Bolsonaro bezichtigt Umfrageinstitute vor Präsidentschaftswahl der Lüge

Wenige Wochen vor der Präsidentschaftswahl in Brasilien hat Amtsinhaber Jair Bolsonaro Umfrageinstituten vorgeworfen, gefälschte Werte zu verbreiten. "Die Umfragen lügen", sagte Bolsonaro am Mittwoch bei einer Kundgebung vor Anhängern anlässlich des brasilianischen Unabhängigkeitstags in der Hauptstadt Brasilia. Aktuellen Zahlen des Instituts Datafolha zufolge kann der rechtsextreme Bolsonaro bei der Wahl am 2. Oktober nur mit 32 Prozent der Stimmen rechnen - und liegt somit weit hinter seinem Konkurrenten, dem linken Ex-Präsidenten Luiz Inacio Lula da Silva mit 45 Prozent.

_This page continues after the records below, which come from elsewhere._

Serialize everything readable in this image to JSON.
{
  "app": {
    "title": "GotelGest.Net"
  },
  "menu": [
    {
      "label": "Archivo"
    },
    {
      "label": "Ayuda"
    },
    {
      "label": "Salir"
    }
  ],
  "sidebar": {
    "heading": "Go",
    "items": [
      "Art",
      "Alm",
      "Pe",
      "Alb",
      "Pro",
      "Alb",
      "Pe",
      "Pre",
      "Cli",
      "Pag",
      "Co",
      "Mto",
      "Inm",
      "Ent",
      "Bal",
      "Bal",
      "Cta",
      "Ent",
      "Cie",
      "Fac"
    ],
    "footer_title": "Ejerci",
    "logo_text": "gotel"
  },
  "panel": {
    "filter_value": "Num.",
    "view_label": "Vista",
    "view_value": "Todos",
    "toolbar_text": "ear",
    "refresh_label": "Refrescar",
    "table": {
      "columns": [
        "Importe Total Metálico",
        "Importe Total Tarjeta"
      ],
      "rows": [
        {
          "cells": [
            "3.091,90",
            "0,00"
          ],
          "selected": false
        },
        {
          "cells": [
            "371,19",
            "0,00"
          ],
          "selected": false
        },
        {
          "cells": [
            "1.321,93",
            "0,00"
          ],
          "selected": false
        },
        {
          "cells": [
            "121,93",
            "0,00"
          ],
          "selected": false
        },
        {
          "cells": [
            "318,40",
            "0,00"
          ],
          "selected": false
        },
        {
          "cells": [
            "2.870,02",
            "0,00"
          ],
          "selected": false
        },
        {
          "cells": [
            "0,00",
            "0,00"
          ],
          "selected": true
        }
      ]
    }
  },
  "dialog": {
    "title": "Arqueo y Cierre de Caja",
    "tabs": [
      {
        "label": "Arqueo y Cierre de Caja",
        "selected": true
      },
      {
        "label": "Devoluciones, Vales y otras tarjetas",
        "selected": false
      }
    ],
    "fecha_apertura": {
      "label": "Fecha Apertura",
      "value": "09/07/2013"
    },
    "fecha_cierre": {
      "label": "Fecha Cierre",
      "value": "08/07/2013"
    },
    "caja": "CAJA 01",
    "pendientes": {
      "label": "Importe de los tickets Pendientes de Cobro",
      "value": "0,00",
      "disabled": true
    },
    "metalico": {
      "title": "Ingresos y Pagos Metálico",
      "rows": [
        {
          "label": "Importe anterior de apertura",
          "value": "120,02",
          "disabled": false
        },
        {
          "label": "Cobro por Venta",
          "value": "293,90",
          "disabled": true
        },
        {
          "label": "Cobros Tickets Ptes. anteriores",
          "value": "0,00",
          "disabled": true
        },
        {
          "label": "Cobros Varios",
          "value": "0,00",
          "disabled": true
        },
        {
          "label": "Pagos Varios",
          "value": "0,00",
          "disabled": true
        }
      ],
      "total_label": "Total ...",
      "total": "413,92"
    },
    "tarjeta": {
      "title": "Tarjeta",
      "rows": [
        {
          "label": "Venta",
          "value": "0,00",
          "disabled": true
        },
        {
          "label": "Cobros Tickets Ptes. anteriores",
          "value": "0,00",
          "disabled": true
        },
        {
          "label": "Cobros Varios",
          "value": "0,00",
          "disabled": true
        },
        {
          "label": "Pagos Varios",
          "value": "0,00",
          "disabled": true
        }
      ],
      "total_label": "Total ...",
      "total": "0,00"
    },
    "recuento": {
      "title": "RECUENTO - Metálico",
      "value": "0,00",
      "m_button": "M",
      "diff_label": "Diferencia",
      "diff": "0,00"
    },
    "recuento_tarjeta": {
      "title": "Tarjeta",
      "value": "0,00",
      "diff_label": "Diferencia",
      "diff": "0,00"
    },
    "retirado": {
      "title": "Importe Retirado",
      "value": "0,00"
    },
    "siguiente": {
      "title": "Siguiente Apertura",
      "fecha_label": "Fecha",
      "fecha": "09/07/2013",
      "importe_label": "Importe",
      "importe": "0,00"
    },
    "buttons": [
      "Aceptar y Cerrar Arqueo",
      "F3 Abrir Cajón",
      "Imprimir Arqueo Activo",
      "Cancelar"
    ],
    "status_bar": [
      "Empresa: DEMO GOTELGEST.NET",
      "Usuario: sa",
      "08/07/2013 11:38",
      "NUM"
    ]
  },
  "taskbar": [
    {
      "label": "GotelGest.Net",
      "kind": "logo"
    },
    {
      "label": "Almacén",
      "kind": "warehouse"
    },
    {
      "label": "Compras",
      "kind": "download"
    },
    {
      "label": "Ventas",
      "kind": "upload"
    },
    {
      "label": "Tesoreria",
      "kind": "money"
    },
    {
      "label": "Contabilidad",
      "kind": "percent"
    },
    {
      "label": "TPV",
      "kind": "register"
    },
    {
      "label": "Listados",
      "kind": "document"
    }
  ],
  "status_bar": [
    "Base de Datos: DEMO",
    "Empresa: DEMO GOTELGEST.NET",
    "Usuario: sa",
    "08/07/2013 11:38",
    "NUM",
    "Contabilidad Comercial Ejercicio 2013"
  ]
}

"Hier ist nicht die Datafolha", sagte Bolsonaro in Brasilia unter Verweis auf das Umfrage-Institut, das gewöhnlich als Messlatte für die Wahlchancen angesehen wird. "Hier ist die Data des Volkes, hier herrscht die Wahrheit." Bolsonaro versuchte am Unabhängigkeitstag, der diesmal 200 Jahre Unabhängigkeit Brasiliens von der früheren Kolonialmacht Portugal markierte, seine Stellung mit Militärparaden in Brasilia und später in der Küstenmetropole Rio de Janeiro zu stärken.

Nach einer Parade von Soldaten, Panzern und Traktoren hielt Bolsonaro in der Hauptstadt eine aufstachelnde Rede vor zehntausenden seiner Anhänger, die in grün-gelber Kleidung erschienen waren. Bolsonaro bezeichnete den Wahlkampf vor der Präsidentschaftswahl als "Schlachtfeld gegen das Böse". "Sie werden nicht zum Ort des Verbrechens zurückkehren", sagte Bolsonaro unter Bezug auf das Korruptionsverfahren gegen Lula, der von 2003 bis 2010 an der Spitze des Landes stand.

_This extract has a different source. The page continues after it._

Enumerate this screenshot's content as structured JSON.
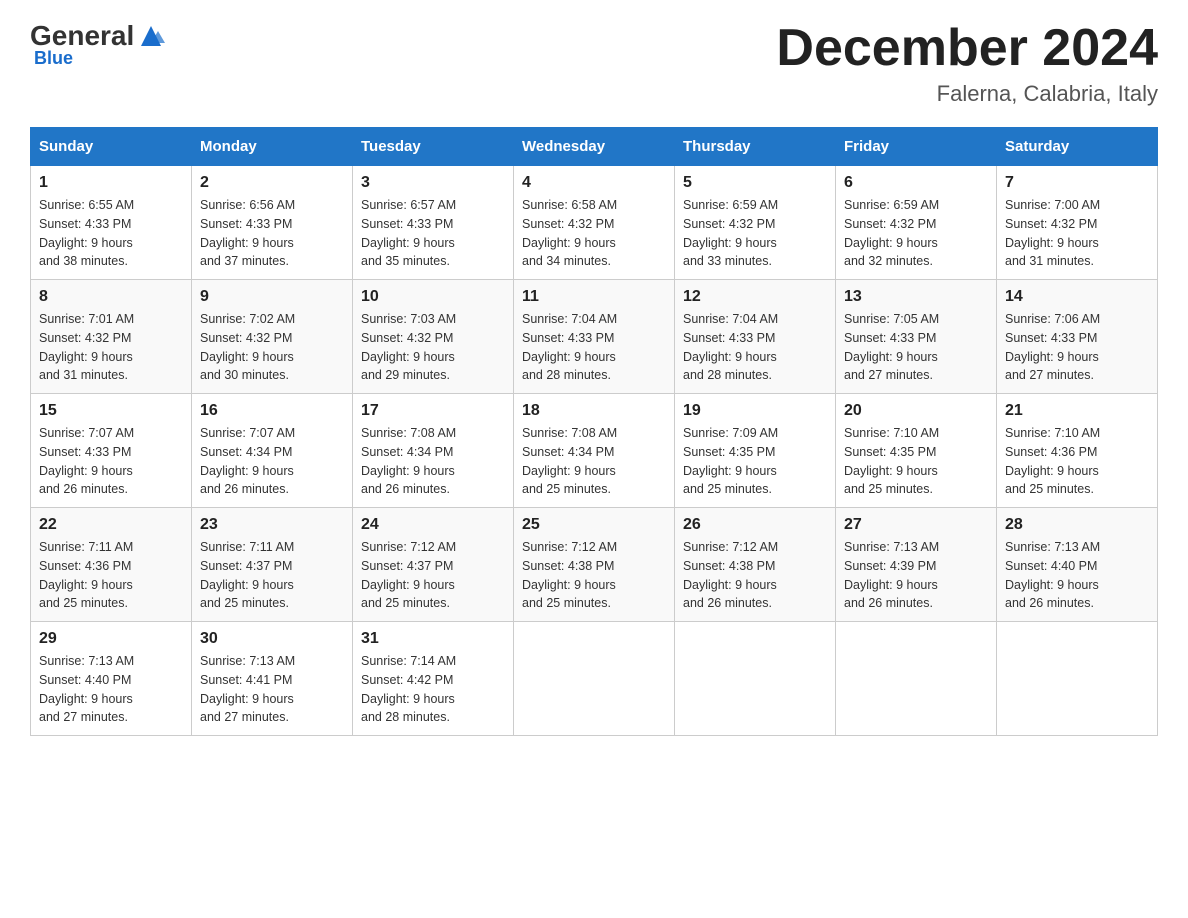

Lula hatte zwischen April 2018 und November 2019 nach einer Verurteilung wegen Korruptionsvorwürfen in Haft gesessen. 2021 erhielt er aber sämtliche politischen Rechte zurück, nachdem der Oberste Gerichtshof Brasiliens die Urteile gegen ihn wegen fehlender Zuständigkeit des Gerichts annulliert hatte.

Eine Gruppe von Bolsonaro-Unterstützern sammelte am Unabhängigkeitstag Spenden unter anderem aus dem Landwirtschaftssektor. Das Lager des Amtsinhabers war auch auf Online-Netzwerken sehr aktiv.

Sein Konkurrent Lula wollte sich am Mittwoch offenbar zurückhalten, er setzte aber für Donnerstag Kundgebungen an. Am Freitag will er sich mit Vertretern evangelikaler Christen treffen, einer Wählergruppe, die ein erhebliches Gewicht hat.